You just don't understand, do you? :p

markm
07-21-2016, 02:50 PM
I'm betting my partially assembled car is worth 2-3 times as much as yours is assembled and running. But we'll never know because you can't even post a picture of it. lol!

Given that you have spent 6-10 times more than I have that does not sound like something to brag about.

chevynut
07-21-2016, 06:34 PM
Given that you have spent 6-10 times more than I have that does not sound like something to brag about.

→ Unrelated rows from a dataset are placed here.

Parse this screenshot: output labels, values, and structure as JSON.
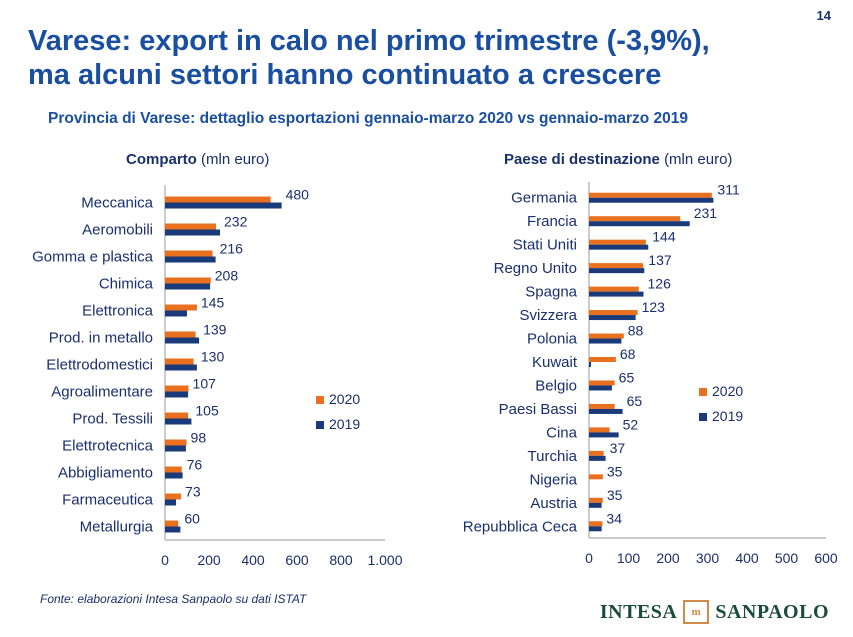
{
  "page_number": "14",
  "title_line1": "Varese: export in calo nel primo trimestre (-3,9%),",
  "title_line2": "ma alcuni settori hanno continuato a crescere",
  "subtitle": "Provincia di Varese: dettaglio esportazioni gennaio-marzo 2020 vs gennaio-marzo 2019",
  "source": "Fonte: elaborazioni Intesa Sanpaolo su dati ISTAT",
  "logo": {
    "part1": "INTESA",
    "part2": "SANPAOLO",
    "mark": "m"
  },
  "colors": {
    "series_2020": "#e8701e",
    "series_2019": "#1a3a7a",
    "label": "#1a2f6e"
  },
  "chart_data": [
    {
      "type": "bar",
      "orientation": "horizontal",
      "title_bold": "Comparto",
      "title_unit": "(mln euro)",
      "categories": [
        "Meccanica",
        "Aeromobili",
        "Gomma e plastica",
        "Chimica",
        "Elettronica",
        "Prod. in metallo",
        "Elettrodomestici",
        "Agroalimentare",
        "Prod. Tessili",
        "Elettrotecnica",
        "Abbigliamento",
        "Farmaceutica",
        "Metallurgia"
      ],
      "series": [
        {
          "name": "2020",
          "values": [
            480,
            232,
            216,
            208,
            145,
            139,
            130,
            107,
            105,
            98,
            76,
            73,
            60
          ]
        },
        {
          "name": "2019",
          "values": [
            530,
            250,
            230,
            205,
            100,
            155,
            145,
            105,
            120,
            95,
            80,
            50,
            70
          ]
        }
      ],
      "data_labels": [
        "480",
        "232",
        "216",
        "208",
        "145",
        "139",
        "130",
        "107",
        "105",
        "98",
        "76",
        "73",
        "60"
      ],
      "xlim": [
        0,
        1000
      ],
      "xticks": [
        0,
        200,
        400,
        600,
        800,
        1000
      ],
      "xtick_labels": [
        "0",
        "200",
        "400",
        "600",
        "800",
        "1.000"
      ],
      "legend_position": "right-middle"
    },
    {
      "type": "bar",
      "orientation": "horizontal",
      "title_bold": "Paese di destinazione",
      "title_unit": "(mln euro)",
      "categories": [
        "Germania",
        "Francia",
        "Stati Uniti",
        "Regno Unito",
        "Spagna",
        "Svizzera",
        "Polonia",
        "Kuwait",
        "Belgio",
        "Paesi Bassi",
        "Cina",
        "Turchia",
        "Nigeria",
        "Austria",
        "Repubblica Ceca"
      ],
      "series": [
        {
          "name": "2020",
          "values": [
            311,
            231,
            144,
            137,
            126,
            123,
            88,
            68,
            65,
            65,
            52,
            37,
            35,
            35,
            34
          ]
        },
        {
          "name": "2019",
          "values": [
            315,
            255,
            150,
            140,
            138,
            118,
            82,
            5,
            58,
            85,
            75,
            42,
            0,
            32,
            32
          ]
        }
      ],
      "data_labels": [
        "311",
        "231",
        "144",
        "137",
        "126",
        "123",
        "88",
        "68",
        "65",
        "65",
        "52",
        "37",
        "35",
        "35",
        "34"
      ],
      "xlim": [
        0,
        600
      ],
      "xticks": [
        0,
        100,
        200,
        300,
        400,
        500,
        600
      ],
      "xtick_labels": [
        "0",
        "100",
        "200",
        "300",
        "400",
        "500",
        "600"
      ],
      "legend_position": "right-middle"
    }
  ]
}
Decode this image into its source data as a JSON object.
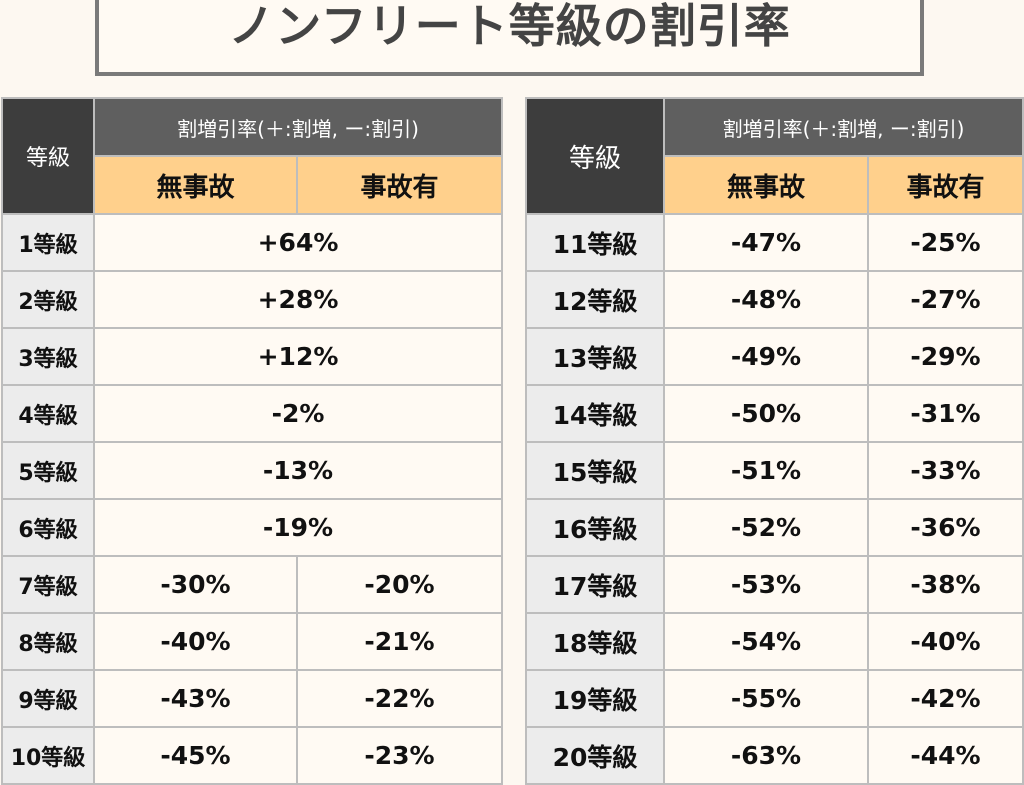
{
  "title": "ノンフリート等級の割引率",
  "header": {
    "grade": "等級",
    "rate": "割増引率(＋:割増, ー:割引)",
    "no_accident": "無事故",
    "accident": "事故有"
  },
  "left_table": [
    {
      "grade": "1等級",
      "rate": "+64%"
    },
    {
      "grade": "2等級",
      "rate": "+28%"
    },
    {
      "grade": "3等級",
      "rate": "+12%"
    },
    {
      "grade": "4等級",
      "rate": "-2%"
    },
    {
      "grade": "5等級",
      "rate": "-13%"
    },
    {
      "grade": "6等級",
      "rate": "-19%"
    },
    {
      "grade": "7等級",
      "no_accident": "-30%",
      "accident": "-20%"
    },
    {
      "grade": "8等級",
      "no_accident": "-40%",
      "accident": "-21%"
    },
    {
      "grade": "9等級",
      "no_accident": "-43%",
      "accident": "-22%"
    },
    {
      "grade": "10等級",
      "no_accident": "-45%",
      "accident": "-23%"
    }
  ],
  "right_table": [
    {
      "grade": "11等級",
      "no_accident": "-47%",
      "accident": "-25%"
    },
    {
      "grade": "12等級",
      "no_accident": "-48%",
      "accident": "-27%"
    },
    {
      "grade": "13等級",
      "no_accident": "-49%",
      "accident": "-29%"
    },
    {
      "grade": "14等級",
      "no_accident": "-50%",
      "accident": "-31%"
    },
    {
      "grade": "15等級",
      "no_accident": "-51%",
      "accident": "-33%"
    },
    {
      "grade": "16等級",
      "no_accident": "-52%",
      "accident": "-36%"
    },
    {
      "grade": "17等級",
      "no_accident": "-53%",
      "accident": "-38%"
    },
    {
      "grade": "18等級",
      "no_accident": "-54%",
      "accident": "-40%"
    },
    {
      "grade": "19等級",
      "no_accident": "-55%",
      "accident": "-42%"
    },
    {
      "grade": "20等級",
      "no_accident": "-63%",
      "accident": "-44%"
    }
  ]
}
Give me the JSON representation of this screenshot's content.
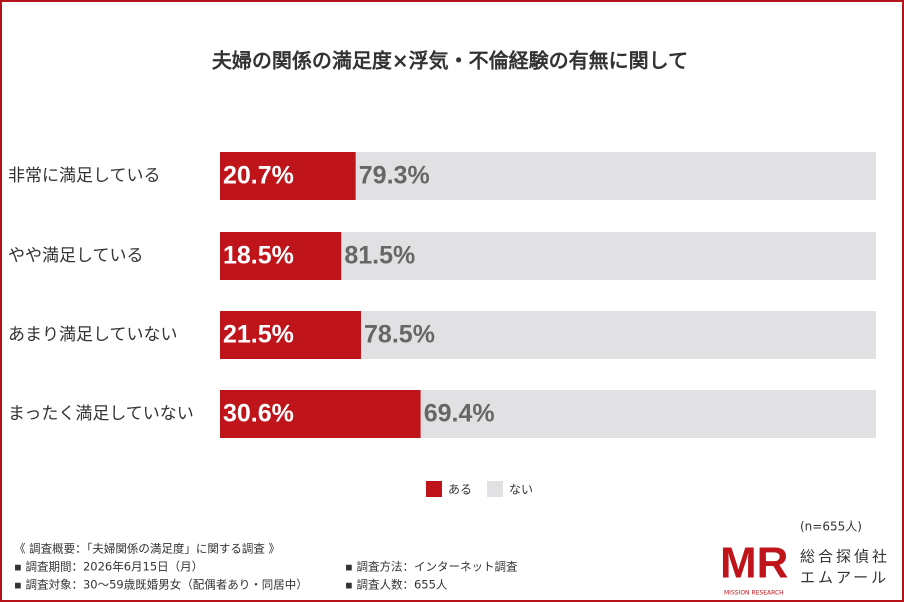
{
  "chart_data": {
    "type": "stacked-bar-100",
    "title": "夫婦の関係の満足度×浮気・不倫経験の有無に関して",
    "categories": [
      "非常に満足している",
      "やや満足している",
      "あまり満足していない",
      "まったく満足していない"
    ],
    "series": [
      {
        "name": "ある",
        "color": "#c0141b",
        "values": [
          20.7,
          18.5,
          21.5,
          30.6
        ],
        "value_labels": [
          "20.7%",
          "18.5%",
          "21.5%",
          "30.6%"
        ]
      },
      {
        "name": "ない",
        "color": "#e1e1e4",
        "values": [
          79.3,
          81.5,
          78.5,
          69.4
        ],
        "value_labels": [
          "79.3%",
          "81.5%",
          "78.5%",
          "69.4%"
        ]
      }
    ],
    "sample_size": "(n=655人)",
    "notes": {
      "heading": "《 調査概要：「夫婦関係の満足度」に関する調査 》",
      "left": [
        "▪ 調査期間：2026年6月15日（月）",
        "▪ 調査対象：30〜59歳既婚男女（配偶者あり・同居中）"
      ],
      "right": [
        "▪ 調査方法：インターネット調査",
        "▪ 調査人数：655人"
      ]
    }
  },
  "logo": {
    "mark": "MR",
    "sub": "MISSION RESEARCH",
    "line1": "総合探偵社",
    "line2": "エムアール"
  }
}
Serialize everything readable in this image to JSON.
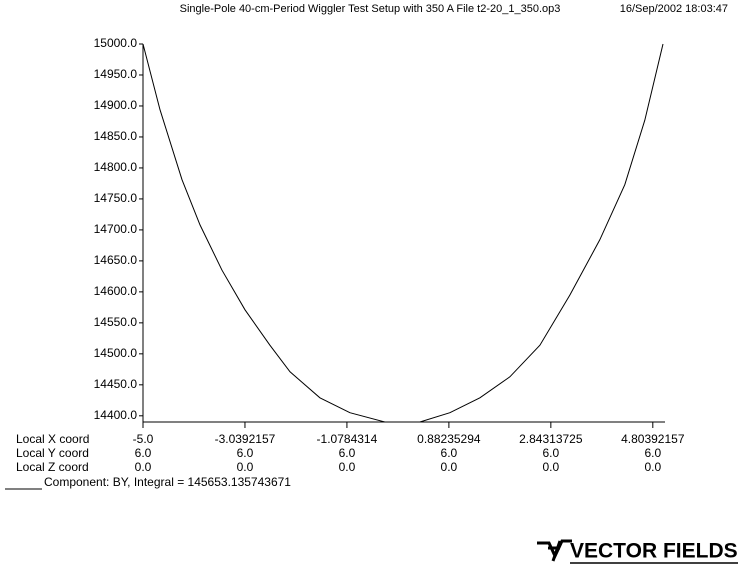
{
  "chart_data": {
    "type": "line",
    "title": "Single-Pole 40-cm-Period Wiggler Test Setup with 350 A  File t2-20_1_350.op3",
    "timestamp": "16/Sep/2002 18:03:47",
    "color": "#000000",
    "x": [
      -5.0,
      -4.673,
      -4.25,
      -3.904,
      -3.481,
      -3.039,
      -2.559,
      -2.174,
      -1.598,
      -1.021,
      -0.348,
      0.325,
      0.902,
      1.479,
      2.055,
      2.632,
      3.209,
      3.785,
      4.266,
      4.65,
      5.0
    ],
    "values": [
      15000,
      14894,
      14781,
      14708,
      14635,
      14571,
      14514,
      14471,
      14429,
      14405,
      14390,
      14390,
      14405,
      14429,
      14463,
      14514,
      14595,
      14684,
      14773,
      14877,
      15000
    ],
    "xlim": [
      -5.0,
      5.0
    ],
    "ylim": [
      14390,
      15000
    ],
    "xticks": [
      {
        "value": -5.0,
        "label": "-5.0"
      },
      {
        "value": -3.0392157,
        "label": "-3.0392157"
      },
      {
        "value": -1.0784314,
        "label": "-1.0784314"
      },
      {
        "value": 0.88235294,
        "label": "0.88235294"
      },
      {
        "value": 2.84313725,
        "label": "2.84313725"
      },
      {
        "value": 4.80392157,
        "label": "4.80392157"
      }
    ],
    "yticks": [
      {
        "value": 15000,
        "label": "15000.0"
      },
      {
        "value": 14950,
        "label": "14950.0"
      },
      {
        "value": 14900,
        "label": "14900.0"
      },
      {
        "value": 14850,
        "label": "14850.0"
      },
      {
        "value": 14800,
        "label": "14800.0"
      },
      {
        "value": 14750,
        "label": "14750.0"
      },
      {
        "value": 14700,
        "label": "14700.0"
      },
      {
        "value": 14650,
        "label": "14650.0"
      },
      {
        "value": 14600,
        "label": "14600.0"
      },
      {
        "value": 14550,
        "label": "14550.0"
      },
      {
        "value": 14500,
        "label": "14500.0"
      },
      {
        "value": 14450,
        "label": "14450.0"
      },
      {
        "value": 14400,
        "label": "14400.0"
      }
    ]
  },
  "table": {
    "row_labels": [
      "Local X coord",
      "Local Y coord",
      "Local Z coord"
    ],
    "y_row": [
      "6.0",
      "6.0",
      "6.0",
      "6.0",
      "6.0",
      "6.0"
    ],
    "z_row": [
      "0.0",
      "0.0",
      "0.0",
      "0.0",
      "0.0",
      "0.0"
    ]
  },
  "component": "Component:   BY, Integral = 145653.135743671",
  "logo": "VECTOR FIELDS"
}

I'm probably underestimating the difference in value today, given that my engine alone is probably worth close to what your car is worth. LOL! But like I said nobody here has ever seen your car, if you even have one :D. You scrape up used crappy old parts and put them on your car and call it good. You call it "old school", I call it ratty. I like to put new, or rebuilt, reliable parts on mine and bring it to the highest level I can...that's what I enjoy doing. And the assembly is still actively underway. When finished, it would probably take at least 10 of your cars to buy it. If it was for sale. :p

You always talk about how "cheap" you built your car and your boat anchor huge rearends. That doesn't impress me at all. What you did to yours is irrelevant to this thread, imo. Not everyone has parts laying around, and not everyone wants a car that drives like a 70's car. The OP here was looking for information as to how to upgrade his car to pro-touring, not how to put together an old-school stock height rat rod....with a carburetor! :evil:

Maddog
07-22-2016, 04:43 PM
I'm betting my partially assembled car is worth 2-3 times as much as yours is assembled and running. But we'll never know because you can't even post a picture of it. lol!

Given that you have spent 6-10 times more than I have that does not sound like something to brag about.


You can't argue with a know it all, especially one that has only almost built one car.